Over the last year, many migrants — both individuals and families — have found their way to Pilgrim-St. Luke’s/ El Nuevo Camino UCC.
“To date we have housed 41 adults and 21 children from the eleven countries represented by the flags that we displayed at the celebration,” said Kate Ward, leader of the church’s Sanctuary Ministry Team, listing the countries of Colombia, Syria, Mexico, Venezuela, Nicaragua, El Salvador, Guatemala, Honduras, Nigeria, Congo, and Angola. She offered thanks to benefactors, donors from 11 organizations and hundreds of individuals from California to Maine who gave not just money, but their time and their talents to make this project and this ministry possible. To date, the church has raised more than $58,600 to cover the cost of construction.
Gonzalez, who has offered to match donations collected over the next month, dollar for dollar, up to $1,000, said he was heartened that this “new extravagant welcome center creates a holy and sacred space for our global sisters and brothers, siblings to know that they are loved, to be protected against ICE and anyone who would dare to try to violate their dignity and worth.”
The PSL congregants are living into their ministry, Gonzalez said, to be Christ personified for their guests.
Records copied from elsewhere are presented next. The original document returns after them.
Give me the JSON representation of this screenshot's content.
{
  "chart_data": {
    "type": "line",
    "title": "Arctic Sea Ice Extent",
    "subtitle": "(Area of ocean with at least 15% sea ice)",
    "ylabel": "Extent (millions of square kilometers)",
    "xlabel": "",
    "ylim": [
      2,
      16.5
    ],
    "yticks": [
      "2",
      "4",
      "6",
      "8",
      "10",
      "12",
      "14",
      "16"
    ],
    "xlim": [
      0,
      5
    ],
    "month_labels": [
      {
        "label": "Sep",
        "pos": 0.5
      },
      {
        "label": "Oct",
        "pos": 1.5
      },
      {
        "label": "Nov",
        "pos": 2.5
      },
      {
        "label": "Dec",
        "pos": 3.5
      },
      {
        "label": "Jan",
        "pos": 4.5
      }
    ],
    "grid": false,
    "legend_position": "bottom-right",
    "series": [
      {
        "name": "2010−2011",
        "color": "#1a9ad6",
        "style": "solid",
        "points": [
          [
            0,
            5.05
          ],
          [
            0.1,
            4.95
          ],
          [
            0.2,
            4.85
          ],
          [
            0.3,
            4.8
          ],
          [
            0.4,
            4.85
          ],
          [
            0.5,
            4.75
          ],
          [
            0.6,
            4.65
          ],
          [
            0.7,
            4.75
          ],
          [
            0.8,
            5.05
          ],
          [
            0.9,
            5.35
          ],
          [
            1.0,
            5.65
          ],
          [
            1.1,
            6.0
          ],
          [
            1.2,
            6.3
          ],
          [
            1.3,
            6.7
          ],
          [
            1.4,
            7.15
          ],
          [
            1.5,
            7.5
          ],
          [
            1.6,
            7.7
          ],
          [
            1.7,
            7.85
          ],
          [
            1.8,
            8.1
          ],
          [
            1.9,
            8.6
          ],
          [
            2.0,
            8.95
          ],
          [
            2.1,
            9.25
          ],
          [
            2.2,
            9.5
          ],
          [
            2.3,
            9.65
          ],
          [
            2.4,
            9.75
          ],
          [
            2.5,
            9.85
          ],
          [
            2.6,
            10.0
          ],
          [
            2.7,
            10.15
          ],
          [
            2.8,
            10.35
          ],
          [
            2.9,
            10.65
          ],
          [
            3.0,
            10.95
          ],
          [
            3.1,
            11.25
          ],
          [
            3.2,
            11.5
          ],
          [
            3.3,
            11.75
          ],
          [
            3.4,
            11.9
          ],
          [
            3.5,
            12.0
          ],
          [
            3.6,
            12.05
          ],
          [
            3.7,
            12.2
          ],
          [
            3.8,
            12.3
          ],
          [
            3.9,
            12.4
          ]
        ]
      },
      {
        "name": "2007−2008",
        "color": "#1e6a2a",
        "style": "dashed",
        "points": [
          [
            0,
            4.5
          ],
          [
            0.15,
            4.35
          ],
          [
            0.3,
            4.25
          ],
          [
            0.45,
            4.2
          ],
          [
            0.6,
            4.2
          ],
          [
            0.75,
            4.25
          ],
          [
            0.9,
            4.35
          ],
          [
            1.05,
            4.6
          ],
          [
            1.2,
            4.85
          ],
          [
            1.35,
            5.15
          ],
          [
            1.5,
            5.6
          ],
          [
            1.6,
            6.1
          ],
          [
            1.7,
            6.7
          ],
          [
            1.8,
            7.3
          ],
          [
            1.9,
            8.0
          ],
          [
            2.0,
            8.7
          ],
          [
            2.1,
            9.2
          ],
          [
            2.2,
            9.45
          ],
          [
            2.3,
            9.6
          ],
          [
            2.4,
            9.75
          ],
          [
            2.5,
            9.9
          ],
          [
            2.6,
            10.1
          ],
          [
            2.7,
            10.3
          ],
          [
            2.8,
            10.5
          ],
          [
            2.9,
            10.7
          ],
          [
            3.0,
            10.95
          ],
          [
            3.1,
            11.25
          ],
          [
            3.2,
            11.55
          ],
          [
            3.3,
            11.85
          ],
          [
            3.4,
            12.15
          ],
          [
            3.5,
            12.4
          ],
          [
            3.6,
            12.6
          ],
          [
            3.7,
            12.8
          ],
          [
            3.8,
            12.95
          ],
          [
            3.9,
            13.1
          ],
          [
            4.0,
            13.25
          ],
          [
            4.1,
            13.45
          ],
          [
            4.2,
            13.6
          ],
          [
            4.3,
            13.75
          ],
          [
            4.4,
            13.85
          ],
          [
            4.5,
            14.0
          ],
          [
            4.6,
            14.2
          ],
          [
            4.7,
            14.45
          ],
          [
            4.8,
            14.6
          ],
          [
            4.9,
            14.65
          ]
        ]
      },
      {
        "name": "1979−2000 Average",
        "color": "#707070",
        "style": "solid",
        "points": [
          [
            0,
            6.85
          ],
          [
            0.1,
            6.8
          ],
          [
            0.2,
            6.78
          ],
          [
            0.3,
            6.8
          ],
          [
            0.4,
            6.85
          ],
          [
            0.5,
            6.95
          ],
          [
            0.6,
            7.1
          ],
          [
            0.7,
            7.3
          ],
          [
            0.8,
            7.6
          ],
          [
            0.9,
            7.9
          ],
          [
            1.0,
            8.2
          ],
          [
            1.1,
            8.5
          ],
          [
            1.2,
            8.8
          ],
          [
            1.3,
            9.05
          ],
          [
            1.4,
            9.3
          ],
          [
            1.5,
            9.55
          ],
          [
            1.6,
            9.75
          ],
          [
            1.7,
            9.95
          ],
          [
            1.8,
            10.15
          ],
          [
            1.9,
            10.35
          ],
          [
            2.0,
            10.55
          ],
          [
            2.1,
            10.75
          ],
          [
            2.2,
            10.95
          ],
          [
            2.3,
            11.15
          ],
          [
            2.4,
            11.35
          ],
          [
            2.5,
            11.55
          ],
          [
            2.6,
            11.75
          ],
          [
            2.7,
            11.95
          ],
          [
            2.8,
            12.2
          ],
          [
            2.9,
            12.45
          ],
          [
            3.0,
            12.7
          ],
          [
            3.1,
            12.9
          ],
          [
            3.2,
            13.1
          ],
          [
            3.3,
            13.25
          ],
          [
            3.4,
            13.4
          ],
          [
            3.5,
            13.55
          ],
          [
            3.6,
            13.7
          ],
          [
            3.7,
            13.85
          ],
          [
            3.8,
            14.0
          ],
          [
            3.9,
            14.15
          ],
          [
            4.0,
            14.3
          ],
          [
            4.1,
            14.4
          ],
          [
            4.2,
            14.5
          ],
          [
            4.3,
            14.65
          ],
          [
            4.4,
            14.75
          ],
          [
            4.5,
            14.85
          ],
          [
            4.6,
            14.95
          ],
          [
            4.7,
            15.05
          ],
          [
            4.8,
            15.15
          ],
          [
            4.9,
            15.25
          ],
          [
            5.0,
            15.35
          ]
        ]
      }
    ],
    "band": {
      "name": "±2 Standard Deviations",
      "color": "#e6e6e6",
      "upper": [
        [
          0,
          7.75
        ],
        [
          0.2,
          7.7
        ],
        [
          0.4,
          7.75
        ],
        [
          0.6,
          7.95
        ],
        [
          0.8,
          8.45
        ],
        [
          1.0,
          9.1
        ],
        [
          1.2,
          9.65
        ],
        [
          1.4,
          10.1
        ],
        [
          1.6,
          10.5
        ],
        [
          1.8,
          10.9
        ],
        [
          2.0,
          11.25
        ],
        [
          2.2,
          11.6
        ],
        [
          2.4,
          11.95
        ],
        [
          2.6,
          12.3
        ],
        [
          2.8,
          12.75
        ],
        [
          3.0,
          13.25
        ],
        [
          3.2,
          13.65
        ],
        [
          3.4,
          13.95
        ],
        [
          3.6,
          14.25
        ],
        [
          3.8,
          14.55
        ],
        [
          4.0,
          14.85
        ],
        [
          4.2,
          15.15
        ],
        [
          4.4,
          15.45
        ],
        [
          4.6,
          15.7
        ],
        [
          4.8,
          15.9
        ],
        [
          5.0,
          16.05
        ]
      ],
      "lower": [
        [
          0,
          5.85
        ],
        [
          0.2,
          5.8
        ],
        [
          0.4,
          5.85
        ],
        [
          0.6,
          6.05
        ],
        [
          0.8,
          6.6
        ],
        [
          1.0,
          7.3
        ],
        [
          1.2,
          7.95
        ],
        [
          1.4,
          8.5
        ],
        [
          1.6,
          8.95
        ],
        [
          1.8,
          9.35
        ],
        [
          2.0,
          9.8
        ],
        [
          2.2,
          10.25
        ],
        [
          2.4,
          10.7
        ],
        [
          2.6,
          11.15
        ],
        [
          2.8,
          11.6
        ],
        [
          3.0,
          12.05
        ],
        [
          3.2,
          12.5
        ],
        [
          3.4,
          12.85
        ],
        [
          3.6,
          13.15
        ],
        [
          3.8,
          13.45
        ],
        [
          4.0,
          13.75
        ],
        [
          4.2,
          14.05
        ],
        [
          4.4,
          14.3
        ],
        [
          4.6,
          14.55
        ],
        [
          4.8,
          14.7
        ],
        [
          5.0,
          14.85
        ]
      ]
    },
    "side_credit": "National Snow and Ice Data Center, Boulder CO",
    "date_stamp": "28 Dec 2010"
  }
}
“The family that is currently in sanctuary with us — a mother, father, grandmother and two children from Latin America — say they are very happy to be in our newly dedicated sanctuary space,” said Robbie Farkas-Huezo, a member who interacts closely with the people who come to the church for aid. “They came to us from another shelter and they feel very much at home here. The opportunity to have new, clean showers and laundry facilities make them more comfortable. But mostly they say they are grateful for the opportunity to be part of our community, part of the Pilgrim-St. Luke’s family.”